How Money & Banking Work (& why they're broken today) - Lyn Alden
TLDR published · watch on youtube ↗
The global financial system is currently broken, characterized by over 160 currencies that persistently dilute the savings and wages of the public to benefit corporate interests and government officials. This centralization, driven by technological evolution and fractional reserve banking, has created an unstable system of debt and hidden taxation that hampers individual financial autonomy.
Chapters
Chapter 1: Broken Money Intro
- Most of the world's 160+ currencies are designed to inflate, invisibly siphoning value from public savings to concentrated elite interests.
- Central banks prioritize price increases over stability, undermining the fundamental role of money as a reliable store of value.
- Financial systems are often opaque, favoring those with proximity to money creation while leaving the public to deal with debt and polarization.
Chapter 2: What is Money?
- Money evolved from inefficient barter systems to commodity-based money (like shell beads, gold, and silver) to solve for portability, durability, and scarcity.
- Credit systems emerged to manage transactions, acting as a "social ledger" that relies on trust or authority.
- Ultimately, money is a ledger for payments and savings, traditionally governed either by natural laws (commodity money) or human agreements (credit).

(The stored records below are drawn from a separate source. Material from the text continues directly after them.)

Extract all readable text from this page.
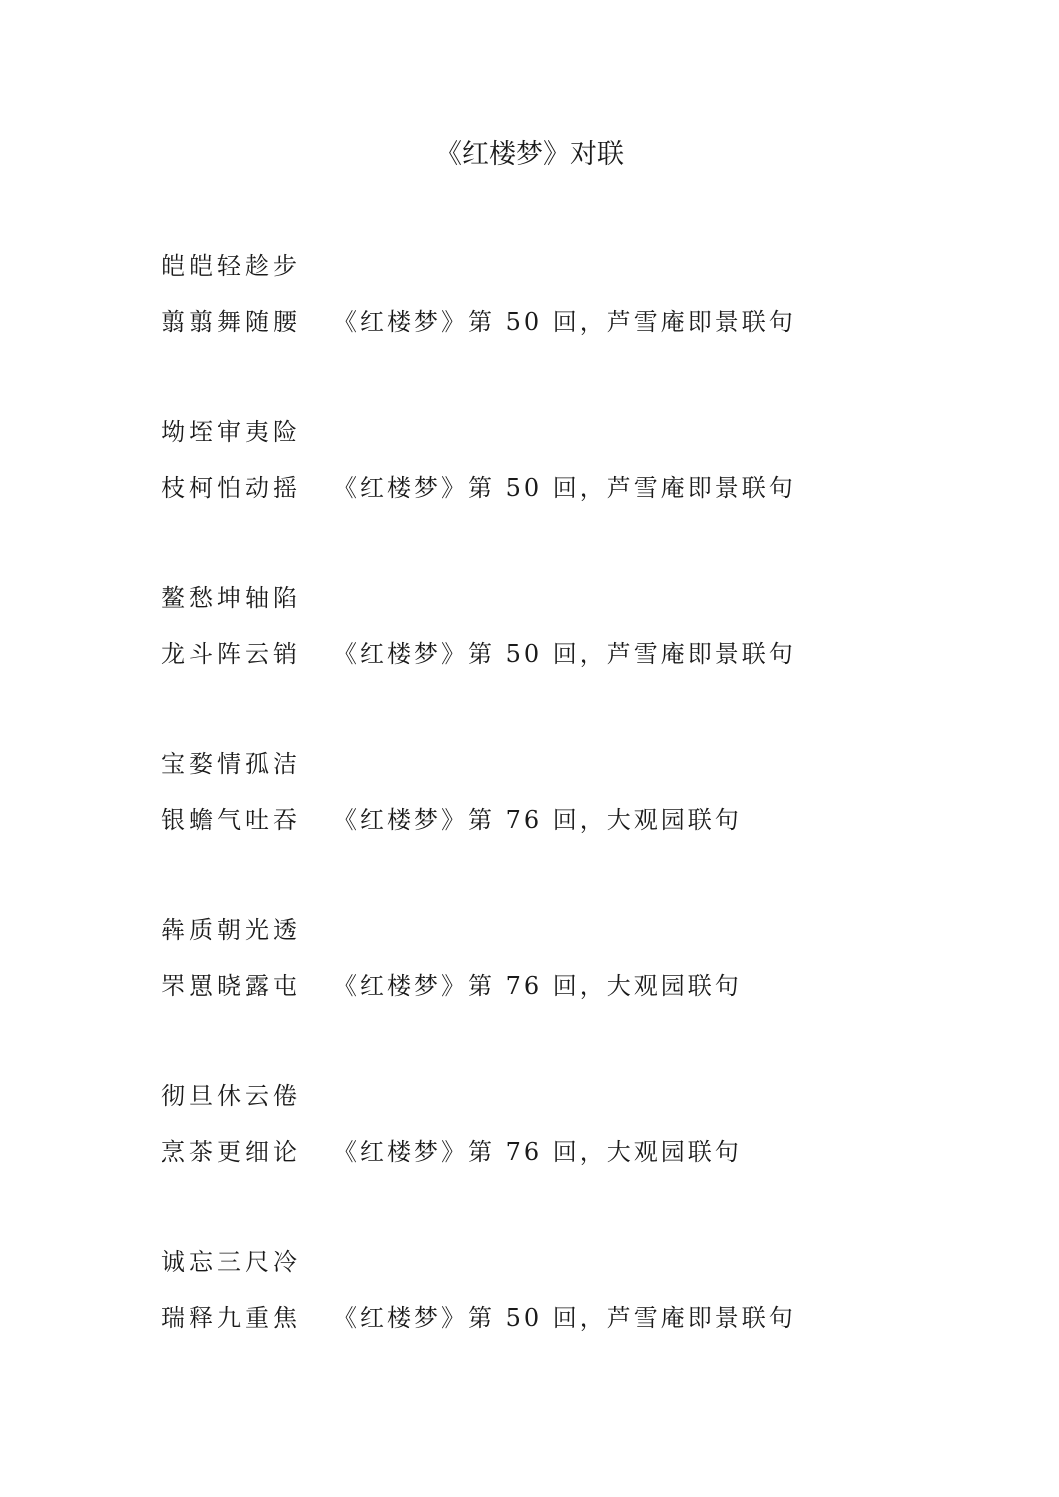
《红楼梦》对联
皑皑轻趁步
翦翦舞随腰 《红楼梦》第 50 回，芦雪庵即景联句
坳垤审夷险
枝柯怕动摇 《红楼梦》第 50 回，芦雪庵即景联句
鳌愁坤轴陷
龙斗阵云销 《红楼梦》第 50 回，芦雪庵即景联句
宝婺情孤洁
银蟾气吐吞 《红楼梦》第 76 回，大观园联句
犇质朝光透
罘罳晓露屯 《红楼梦》第 76 回，大观园联句
彻旦休云倦
烹茶更细论 《红楼梦》第 76 回，大观园联句
诚忘三尺冷
瑞释九重焦 《红楼梦》第 50 回，芦雪庵即景联句
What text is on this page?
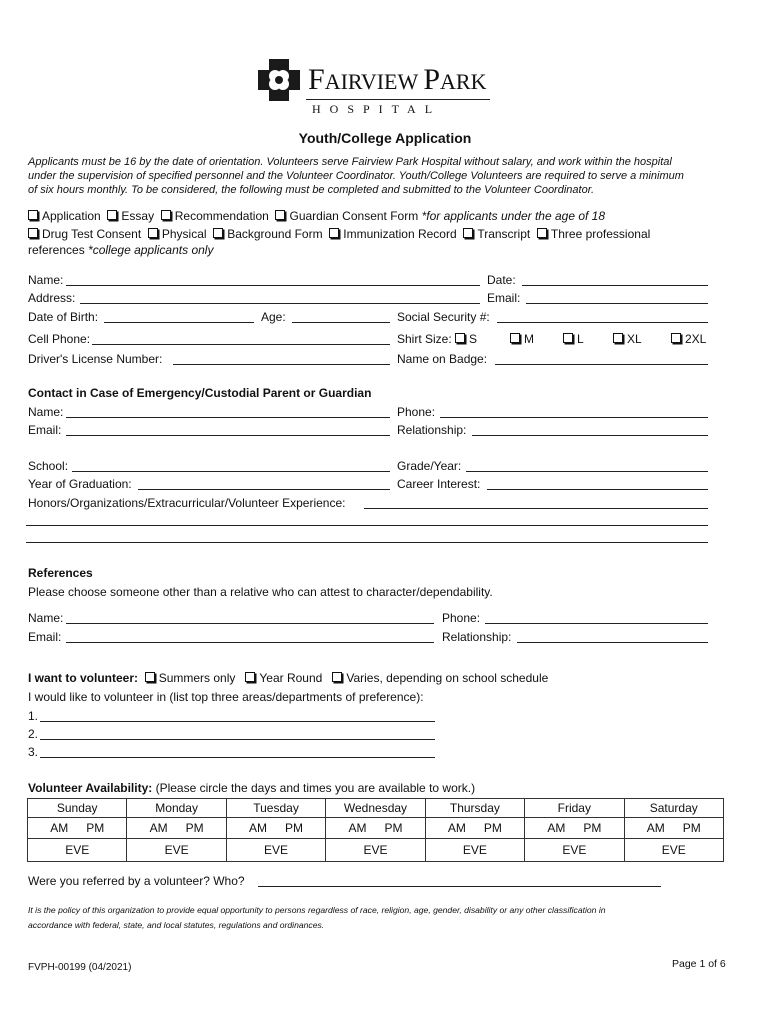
FAIRVIEW PARK
HOSPITAL
Youth/College Application
Applicants must be 16 by the date of orientation. Volunteers serve Fairview Park Hospital without salary, and work within the hospital
under the supervision of specified personnel and the Volunteer Coordinator. Youth/College Volunteers are required to serve a minimum
of six hours monthly. To be considered, the following must be completed and submitted to the Volunteer Coordinator.
Application Essay Recommendation Guardian Consent Form *for applicants under the age of 18
Drug Test Consent Physical Background Form Immunization Record Transcript Three professional
references *college applicants only
Name:	Date:
Address:	Email:
Date of Birth:	Age:	Social Security #:
Cell Phone:	Shirt Size: S	M	L	XL	2XL
Driver's License Number:	Name on Badge:
Contact in Case of Emergency/Custodial Parent or Guardian
Name:	Phone:
Email:	Relationship:
School:	Grade/Year:
Year of Graduation:	Career Interest:
Honors/Organizations/Extracurricular/Volunteer Experience:
References
Please choose someone other than a relative who can attest to character/dependability.
Name:	Phone:
Email:	Relationship:
I want to volunteer: Summers only Year Round Varies, depending on school schedule
I would like to volunteer in (list top three areas/departments of preference):
1.
2.
3.
Volunteer Availability: (Please circle the days and times you are available to work.)
Sunday	Monday	Tuesday	Wednesday	Thursday	Friday	Saturday
AM PM	AM PM	AM PM	AM PM	AM PM	AM PM	AM PM
EVE	EVE	EVE	EVE	EVE	EVE	EVE
Were you referred by a volunteer? Who?
It is the policy of this organization to provide equal opportunity to persons regardless of race, religion, age, gender, disability or any other classification in
accordance with federal, state, and local statutes, regulations and ordinances.
FVPH-00199 (04/2021)	Page 1 of 6
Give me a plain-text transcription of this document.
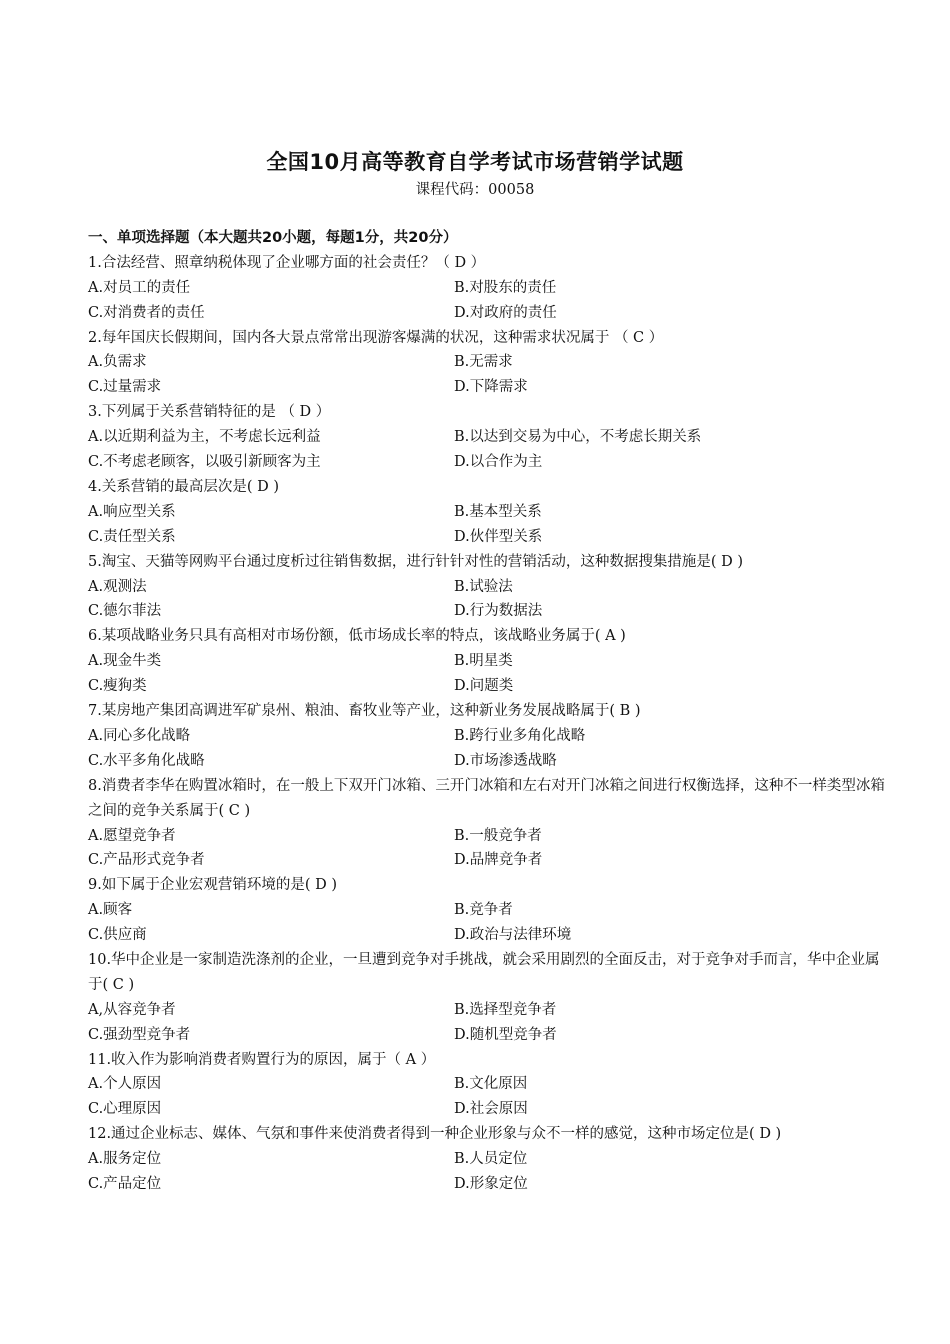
全国10月高等教育自学考试市场营销学试题
课程代码：00058
一、单项选择题（本大题共20小题，每题1分，共20分）
1.合法经营、照章纳税体现了企业哪方面的社会责任？（ D ）
A.对员工的责任	B.对股东的责任
C.对消费者的责任	D.对政府的责任
2.每年国庆长假期间，国内各大景点常常出现游客爆满的状况，这种需求状况属于 （ C ）
A.负需求	B.无需求
C.过量需求	D.下降需求
3.下列属于关系营销特征的是 （ D ）
A.以近期利益为主，不考虑长远利益	B.以达到交易为中心，不考虑长期关系
C.不考虑老顾客，以吸引新顾客为主	D.以合作为主
4.关系营销的最高层次是( D )
A.响应型关系	B.基本型关系
C.责任型关系	D.伙伴型关系
5.淘宝、天猫等网购平台通过度析过往销售数据，进行针针对性的营销活动，这种数据搜集措施是( D )
A.观测法	B.试验法
C.德尔菲法	D.行为数据法
6.某项战略业务只具有高相对市场份额，低市场成长率的特点，该战略业务属于( A )
A.现金牛类	B.明星类
C.瘦狗类	D.问题类
7.某房地产集团高调进军矿泉州、粮油、畜牧业等产业，这种新业务发展战略属于( B )
A.同心多化战略	B.跨行业多角化战略
C.水平多角化战略	D.市场渗透战略
8.消费者李华在购置冰箱时，在一般上下双开门冰箱、三开门冰箱和左右对开门冰箱之间进行权衡选择，这种不一样类型冰箱之间的竞争关系属于( C )
A.愿望竞争者	B.一般竞争者
C.产品形式竞争者	D.品牌竞争者
9.如下属于企业宏观营销环境的是( D )
A.顾客	B.竞争者
C.供应商	D.政治与法律环境
10.华中企业是一家制造洗涤剂的企业，一旦遭到竞争对手挑战，就会采用剧烈的全面反击，对于竞争对手而言，华中企业属于( C )
A,从容竞争者	B.选择型竞争者
C.强劲型竞争者	D.随机型竞争者
11.收入作为影响消费者购置行为的原因，属于（ A ）
A.个人原因	B.文化原因
C.心理原因	D.社会原因
12.通过企业标志、媒体、气氛和事件来使消费者得到一种企业形象与众不一样的感觉，这种市场定位是( D )
A.服务定位	B.人员定位
C.产品定位	D.形象定位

Chapter 3: The Rise of Banking
- Banking evolved from medieval systems like hawala to modern fractional reserve banking, which creates economic efficiency but introduces systemic risk.
- Full reserve banking offers stability by matching asset durations, but modern history has favored fractional reserve systems prone to catastrophic failure.
- Central banks were established to act as backstops for these fragile systems, often resorting to currency devaluation when reserves cannot cover the excessive claims created by bank lending.
Chapter 4: The Global Financial System
- The international gold standard (1871–1914) unified trade until war-time spending and debt led to the abandonment of gold backing.
- The Bretton Woods era and the subsequent Petrodollar system cemented the US dollar's role as the global reserve currency, creating a system of deep reliance on US monetary policy.
- These transitions consistently moved toward more abstraction, allowing governments to print money without the limitations of physical gold reserves.
Chapter 5: Centralization & Abstraction
- Technological advancements like the telegraph enabled global financial connectivity but simultaneously centralized power in the hands of central banks.
- Currency instability is rampant; many nations face persistent high inflation or hyperinflation, trapping citizens in cycles of devaluation.
- Negative interest rates and massive debt expansion by wealthy nations demonstrate how current systems invert incentives and erode the purchasing power of the average citizen.
Chapter 6: Open-Source Money
- Bitcoin provides an alternative to the broken, centralized fiat model by offering a permissionless, decentralized, and open-source digital ledger.
- Through proof-of-work, Bitcoin solves the speed-gap between transactions and settlements without requiring a central intermediary or credit-based trust.
- The future presents a fork: either increased state control through Central Bank Digital Currencies (CBDCs) or a shift toward decentralized, deflationary money that empowers individuals across borders.